Elle est illustrée aujourd’hui par la rente sur le pétrole, mais elle a toujours existé, particulièrement sur les produits agricoles ; on a un peu négligé cette approche, depuis la révolution industrielle, parce que la dépendance sur travail humain en rendait l’application lourde. Avec la mécanisation progressive de l’agriculture, on va pouvoir y revenir en parfaite quiétude. Produire ? Bon pour les gagne-petit. Amusant, mais l’extorsion fait plus sérieux.

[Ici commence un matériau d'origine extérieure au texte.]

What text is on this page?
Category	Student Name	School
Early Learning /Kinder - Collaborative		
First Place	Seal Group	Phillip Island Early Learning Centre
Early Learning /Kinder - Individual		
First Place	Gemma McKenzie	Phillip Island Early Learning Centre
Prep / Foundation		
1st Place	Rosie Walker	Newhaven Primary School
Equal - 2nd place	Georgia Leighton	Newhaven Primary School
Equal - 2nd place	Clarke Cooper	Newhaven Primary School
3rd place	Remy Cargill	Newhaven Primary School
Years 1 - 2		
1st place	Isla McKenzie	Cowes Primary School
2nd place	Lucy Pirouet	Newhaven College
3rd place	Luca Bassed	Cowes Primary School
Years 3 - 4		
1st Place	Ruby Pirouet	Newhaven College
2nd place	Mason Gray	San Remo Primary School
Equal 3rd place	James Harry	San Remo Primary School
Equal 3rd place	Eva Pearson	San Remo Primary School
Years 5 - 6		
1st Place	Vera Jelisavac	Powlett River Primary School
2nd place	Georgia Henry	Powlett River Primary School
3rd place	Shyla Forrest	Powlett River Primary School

La troisième option du Capital est celle de la spéculation. Pas la spéculation triviale, liée à l’achat et la revente de quoi que ce soit, car dans un économie d’abondance elle se confond avec le commerce. La vraie spéculation a maintenant lieu sur autre chose : le passage du réel au symbolique.
Une économie d’interdépendance exige des échanges bien au-delà du troc. Elle exige donc, pour que soient facilités ces échanges, que l’utilité (valeur réelle) de tout bien ou service soit exprimée en monnaie (valeur symbolique). Cette conversion est indispensable et quiconque contrôle les conditions de cette conversion possède un pouvoir enorme. C’est l’Etat qui en théorie exerce ce contrôle et détient ce pouvoir
Quand le capitaliste quitte la production, il peut viser le contrôle de l’État et du processus de création de monnaie. Il aura du même coup celui des ressources naturelles – qui ultimement repose sur la force de l’État – se gardant ainsi un ancrage au niveau de la réalité matérielle, mais en se donnnant aussi le plaisir de la spéculation.
Les variables qui déterminent le succès d’une spéculation sont toutes aujourd’hui directement ou indirectement sous le contrôle de l’État. Même si c’est une catastrophe naturelle qui déclanche une occasion d’affaire, c’est la réaction de l’État pour faire face à la catastrophe qui sera au coeur de la spéculation qui en résultera.
Ceux qui speculent, aujourd’hui, seront vite ruinés, s’ils ne comprennent pas que toutes les roulettes sont mises en mouvement par l’État et que seuls peuvent y gagner les amis de ceux qui les font tourner. Seuls ceux qui agissent de connivence avec l’État peuvent désormais spéculer et gagner. Les gros pontes jouent toujours avec la banque.
Quand le capitaliste quitte la production en amenant avec lui les symboles de la richesse corporative pour l’affecter à sa spéculation, il est le vrai bourdon dans la ruche, car cette activité de spéculation ne produit aucune richesse et ne sert qu’à départager les capitalistes entre eux… aux frais des autres… Il est alors a son plus nefaste.